In a world that is increasingly complex and competitive, the way to get ahead is to become extremely specialized in a niche where relatively few can compete. In other words, be “an inch-wide, but a mile-deep”. Unfortunately, specialization comes at a high price when operating outside a narrow specialized field because it is human nature to distort reality to fit your own world view, or at least to think it does. Munger calls this the “man with a hammer syndrome” – if all you have is a hammer, everything looks like a nail. Use a hammer when that is the best tool for the job, but learn how to use other tools if they are more appropriate for the job. Unlike many other fields, investing is a multi-disciplined endeavor which, amongst others, includes the synthesis of mathematics, accounting, statistics, psychology, neuroscience, economics and industry specific fluency. As Munger might say, when it comes to investing, without synthesis, an investor is like a one-legged man in an ass-kicking contest.
In the past, Munger has said that he considers being rational his most important quality. When asked how others can learn to become more rational, he said, “I worked at being rational young and kept doing it. Do it until you’re as old as me, it is a good idea and it is a lot of fun if you’re good at it. I can hardly think of anything more fun. And I have a lot of cousins [like-minded attendees] in the room. You don’t have to be emperor of Japan. You can be a very constructive citizen by being rational. Just avoid … resentment, anger, jealousy and envy. They’re a one-way ticket to hell, and many people wallow in them and it’s a disaster for them and everyone around them. Self-pity won’t improve anything if you’re dying of cancer. Keep your chin up and forget about it.”
No one is rational at all times and research has shown that the part of your brain responsible for emotions is needed for good decision making. When it comes to investing, being rational is easier said than done. Emotional trading can often derail otherwise sensible investment plans. Studies show that investors seem to be hard wired to do the wrong thing at the wrong time. They buy more when prices are inflated and sell when they fall – the opposite approach they take to everything else. Try not to let your emotions affect your judgement. Fear and greed are probably the worst emotions to have in connection with the purchase and sale of stocks.

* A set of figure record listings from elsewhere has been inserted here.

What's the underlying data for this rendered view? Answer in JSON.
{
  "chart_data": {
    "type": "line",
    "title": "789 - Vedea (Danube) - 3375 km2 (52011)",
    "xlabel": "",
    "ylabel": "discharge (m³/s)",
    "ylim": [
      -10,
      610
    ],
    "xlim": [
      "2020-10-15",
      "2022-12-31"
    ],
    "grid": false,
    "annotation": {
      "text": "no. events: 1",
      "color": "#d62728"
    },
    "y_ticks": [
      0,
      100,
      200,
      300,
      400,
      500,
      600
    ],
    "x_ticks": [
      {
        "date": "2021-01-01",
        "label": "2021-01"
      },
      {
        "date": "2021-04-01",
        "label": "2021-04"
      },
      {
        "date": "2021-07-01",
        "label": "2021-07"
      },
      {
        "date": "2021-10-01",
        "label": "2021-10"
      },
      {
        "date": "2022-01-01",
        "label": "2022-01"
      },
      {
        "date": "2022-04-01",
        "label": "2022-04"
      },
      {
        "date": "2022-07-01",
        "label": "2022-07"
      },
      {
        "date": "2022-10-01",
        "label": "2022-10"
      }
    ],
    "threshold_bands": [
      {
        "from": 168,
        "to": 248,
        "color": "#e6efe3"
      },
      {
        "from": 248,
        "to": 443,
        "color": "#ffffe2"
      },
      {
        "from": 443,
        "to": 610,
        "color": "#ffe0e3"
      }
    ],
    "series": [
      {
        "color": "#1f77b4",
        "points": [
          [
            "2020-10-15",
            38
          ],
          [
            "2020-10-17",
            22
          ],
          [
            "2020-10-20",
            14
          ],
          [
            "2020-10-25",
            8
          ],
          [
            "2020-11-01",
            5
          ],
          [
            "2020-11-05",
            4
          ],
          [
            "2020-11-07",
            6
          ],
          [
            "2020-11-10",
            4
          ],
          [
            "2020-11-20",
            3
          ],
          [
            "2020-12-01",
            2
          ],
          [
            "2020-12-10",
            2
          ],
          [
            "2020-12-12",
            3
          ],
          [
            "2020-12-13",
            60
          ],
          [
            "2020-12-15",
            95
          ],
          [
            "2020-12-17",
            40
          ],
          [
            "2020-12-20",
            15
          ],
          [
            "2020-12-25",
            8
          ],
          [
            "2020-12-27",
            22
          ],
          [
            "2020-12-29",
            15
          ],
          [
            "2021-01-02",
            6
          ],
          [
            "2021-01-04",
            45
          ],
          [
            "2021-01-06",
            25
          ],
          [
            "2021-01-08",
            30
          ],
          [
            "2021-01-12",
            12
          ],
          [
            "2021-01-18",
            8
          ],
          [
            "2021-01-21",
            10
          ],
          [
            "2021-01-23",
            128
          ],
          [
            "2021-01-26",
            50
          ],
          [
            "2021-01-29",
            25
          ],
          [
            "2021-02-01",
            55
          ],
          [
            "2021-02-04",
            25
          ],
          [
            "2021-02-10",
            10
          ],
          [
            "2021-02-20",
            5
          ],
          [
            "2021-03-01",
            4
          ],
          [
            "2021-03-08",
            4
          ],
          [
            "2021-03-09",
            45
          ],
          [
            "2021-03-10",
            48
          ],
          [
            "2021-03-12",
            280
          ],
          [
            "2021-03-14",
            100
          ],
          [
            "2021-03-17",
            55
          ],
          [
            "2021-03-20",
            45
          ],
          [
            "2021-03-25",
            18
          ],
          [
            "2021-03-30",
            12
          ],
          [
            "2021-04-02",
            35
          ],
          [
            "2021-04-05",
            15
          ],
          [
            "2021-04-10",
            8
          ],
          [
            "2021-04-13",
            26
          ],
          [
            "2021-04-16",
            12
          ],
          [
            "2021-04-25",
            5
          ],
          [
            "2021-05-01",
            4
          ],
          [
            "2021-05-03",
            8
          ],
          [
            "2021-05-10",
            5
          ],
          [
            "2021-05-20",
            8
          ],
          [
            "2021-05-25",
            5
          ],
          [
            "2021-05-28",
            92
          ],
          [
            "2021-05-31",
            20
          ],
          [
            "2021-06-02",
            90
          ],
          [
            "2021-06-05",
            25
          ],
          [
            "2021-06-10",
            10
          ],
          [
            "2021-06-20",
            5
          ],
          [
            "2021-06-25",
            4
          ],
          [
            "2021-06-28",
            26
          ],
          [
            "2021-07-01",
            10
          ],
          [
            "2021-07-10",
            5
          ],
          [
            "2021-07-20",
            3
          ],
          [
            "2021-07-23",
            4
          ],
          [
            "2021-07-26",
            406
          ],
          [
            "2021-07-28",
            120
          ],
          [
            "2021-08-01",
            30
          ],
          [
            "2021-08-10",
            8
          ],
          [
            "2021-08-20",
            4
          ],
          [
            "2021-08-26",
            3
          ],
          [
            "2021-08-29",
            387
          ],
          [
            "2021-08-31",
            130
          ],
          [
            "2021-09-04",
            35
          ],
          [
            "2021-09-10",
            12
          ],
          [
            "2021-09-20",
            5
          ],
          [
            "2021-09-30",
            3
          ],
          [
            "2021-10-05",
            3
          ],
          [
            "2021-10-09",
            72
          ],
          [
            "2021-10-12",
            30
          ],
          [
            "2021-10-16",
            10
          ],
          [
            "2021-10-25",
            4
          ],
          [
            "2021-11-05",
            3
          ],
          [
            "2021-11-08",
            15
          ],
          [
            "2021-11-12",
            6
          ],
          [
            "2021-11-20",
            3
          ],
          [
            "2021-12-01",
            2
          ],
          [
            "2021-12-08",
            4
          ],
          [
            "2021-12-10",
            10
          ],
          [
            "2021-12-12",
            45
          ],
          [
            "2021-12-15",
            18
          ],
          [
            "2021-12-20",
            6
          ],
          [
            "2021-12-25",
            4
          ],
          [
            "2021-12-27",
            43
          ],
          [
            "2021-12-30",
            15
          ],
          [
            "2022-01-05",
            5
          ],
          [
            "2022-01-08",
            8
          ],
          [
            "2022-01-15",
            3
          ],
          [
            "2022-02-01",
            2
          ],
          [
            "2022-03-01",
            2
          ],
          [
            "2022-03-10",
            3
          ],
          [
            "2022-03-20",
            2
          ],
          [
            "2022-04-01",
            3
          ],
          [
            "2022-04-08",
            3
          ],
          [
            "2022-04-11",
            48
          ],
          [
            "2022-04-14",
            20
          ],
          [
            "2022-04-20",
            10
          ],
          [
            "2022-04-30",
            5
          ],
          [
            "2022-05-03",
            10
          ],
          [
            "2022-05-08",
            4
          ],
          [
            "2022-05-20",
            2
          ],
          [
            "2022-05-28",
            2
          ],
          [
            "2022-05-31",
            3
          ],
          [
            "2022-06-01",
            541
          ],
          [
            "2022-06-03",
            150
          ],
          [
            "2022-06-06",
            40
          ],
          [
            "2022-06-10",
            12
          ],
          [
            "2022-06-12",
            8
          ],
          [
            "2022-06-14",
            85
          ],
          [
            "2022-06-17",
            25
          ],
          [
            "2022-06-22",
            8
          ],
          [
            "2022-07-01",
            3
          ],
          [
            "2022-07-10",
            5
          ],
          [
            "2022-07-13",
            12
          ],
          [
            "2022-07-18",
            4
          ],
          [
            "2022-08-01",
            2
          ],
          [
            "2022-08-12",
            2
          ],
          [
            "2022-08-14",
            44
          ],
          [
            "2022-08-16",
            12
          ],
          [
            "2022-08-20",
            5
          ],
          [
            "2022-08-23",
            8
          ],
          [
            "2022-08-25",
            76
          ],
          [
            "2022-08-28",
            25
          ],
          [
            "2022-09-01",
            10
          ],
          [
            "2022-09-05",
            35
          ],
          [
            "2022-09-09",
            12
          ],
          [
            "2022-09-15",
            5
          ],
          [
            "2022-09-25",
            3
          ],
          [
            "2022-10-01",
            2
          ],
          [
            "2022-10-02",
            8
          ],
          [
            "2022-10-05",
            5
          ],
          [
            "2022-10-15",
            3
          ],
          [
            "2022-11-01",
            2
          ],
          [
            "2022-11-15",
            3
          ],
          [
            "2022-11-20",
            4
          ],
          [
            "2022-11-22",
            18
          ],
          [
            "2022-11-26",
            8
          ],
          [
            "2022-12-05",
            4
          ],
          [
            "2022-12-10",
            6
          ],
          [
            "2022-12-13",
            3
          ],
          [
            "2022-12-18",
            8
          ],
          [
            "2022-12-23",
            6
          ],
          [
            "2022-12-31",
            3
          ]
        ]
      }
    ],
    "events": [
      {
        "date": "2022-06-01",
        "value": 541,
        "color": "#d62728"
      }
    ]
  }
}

The Future is Unknowable – Stay the Course with Good Businesses
When asked about oil prices, Munger said: “I wouldn’t have predicted oil would fall so low, and it is generally true that we can get periods of extreme prices in commodities as we see now with iron ore. Commodities can do strange things…up and down…and they have macroeconomic consequences. If you’re in Australia [iron ore] or in the tar sands of Canada [oil], it is terrible now. We are in a weird period, but that’s the nature of the human condition with free markets. I have never accurately predicted those swings. We just get into good businesses and let the cycles happen.”

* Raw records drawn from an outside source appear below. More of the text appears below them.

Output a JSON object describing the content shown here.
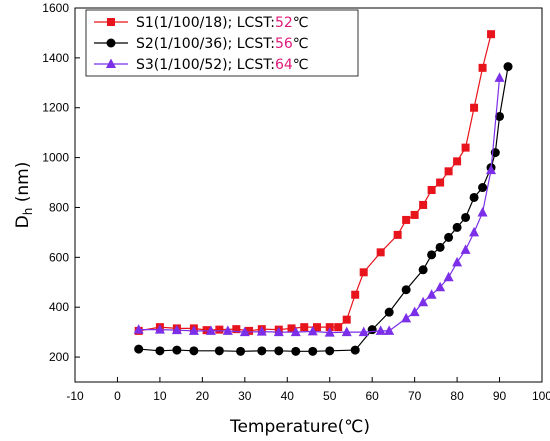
{
  "chart_data": {
    "type": "line",
    "xlabel": "Temperature(℃)",
    "ylabel_main": "D",
    "ylabel_sub": "h",
    "ylabel_unit": " (nm)",
    "xlim": [
      -10,
      100
    ],
    "ylim": [
      100,
      1600
    ],
    "xticks": [
      -10,
      0,
      10,
      20,
      30,
      40,
      50,
      60,
      70,
      80,
      90,
      100
    ],
    "yticks": [
      200,
      400,
      600,
      800,
      1000,
      1200,
      1400,
      1600
    ],
    "legend_position": "top-left",
    "highlight_color": "#e0197a",
    "series": [
      {
        "name": "S1",
        "legend_prefix": "S1(1/100/18); LCST:",
        "lcst": "52",
        "legend_suffix": "℃",
        "color": "#e8141c",
        "marker": "square",
        "x": [
          5,
          10,
          14,
          18,
          21,
          24,
          28,
          31,
          34,
          38,
          41,
          44,
          47,
          50,
          52,
          54,
          56,
          58,
          62,
          66,
          68,
          70,
          72,
          74,
          76,
          78,
          80,
          82,
          84,
          86,
          88
        ],
        "y": [
          305,
          320,
          315,
          315,
          308,
          310,
          312,
          305,
          312,
          310,
          315,
          320,
          320,
          320,
          320,
          350,
          450,
          540,
          620,
          690,
          750,
          770,
          810,
          870,
          900,
          945,
          985,
          1040,
          1200,
          1360,
          1495
        ]
      },
      {
        "name": "S2",
        "legend_prefix": "S2(1/100/36); LCST:",
        "lcst": "56",
        "legend_suffix": "℃",
        "color": "#000000",
        "marker": "circle",
        "x": [
          5,
          10,
          14,
          18,
          24,
          29,
          34,
          38,
          42,
          46,
          50,
          56,
          60,
          64,
          68,
          72,
          74,
          76,
          78,
          80,
          82,
          84,
          86,
          88,
          89,
          90,
          92
        ],
        "y": [
          232,
          225,
          228,
          225,
          225,
          223,
          225,
          225,
          223,
          223,
          225,
          228,
          310,
          380,
          470,
          550,
          610,
          640,
          680,
          720,
          760,
          840,
          880,
          960,
          1020,
          1165,
          1365
        ]
      },
      {
        "name": "S3",
        "legend_prefix": "S3(1/100/52); LCST:",
        "lcst": "64",
        "legend_suffix": "℃",
        "color": "#7b2fe8",
        "marker": "triangle",
        "x": [
          5,
          10,
          14,
          18,
          22,
          26,
          30,
          34,
          38,
          42,
          46,
          50,
          54,
          58,
          62,
          64,
          68,
          70,
          72,
          74,
          76,
          78,
          80,
          82,
          84,
          86,
          88,
          90
        ],
        "y": [
          310,
          310,
          308,
          305,
          305,
          305,
          300,
          302,
          300,
          300,
          303,
          298,
          300,
          300,
          305,
          305,
          355,
          380,
          420,
          450,
          480,
          520,
          580,
          630,
          700,
          780,
          950,
          1320
        ]
      }
    ]
  }
}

Many aspects in life and business are important, but unknowable. Why spend a lot of time thinking about and trying to predict the truly unknowable? In some periods, like commodities today, markets swing to extremes which completely surprises everyone, including the very best pundits and insiders in the industry. Accept the reality that markets will do strange things at times and cycles will come and go. Instead, buy good businesses and be patient through the cycles. Stay focused on the more knowable and important factors when investing like balance sheet strength and competitive positioning which should get you through the inevitable down cycles from time to time and emerge stronger for the next cycle.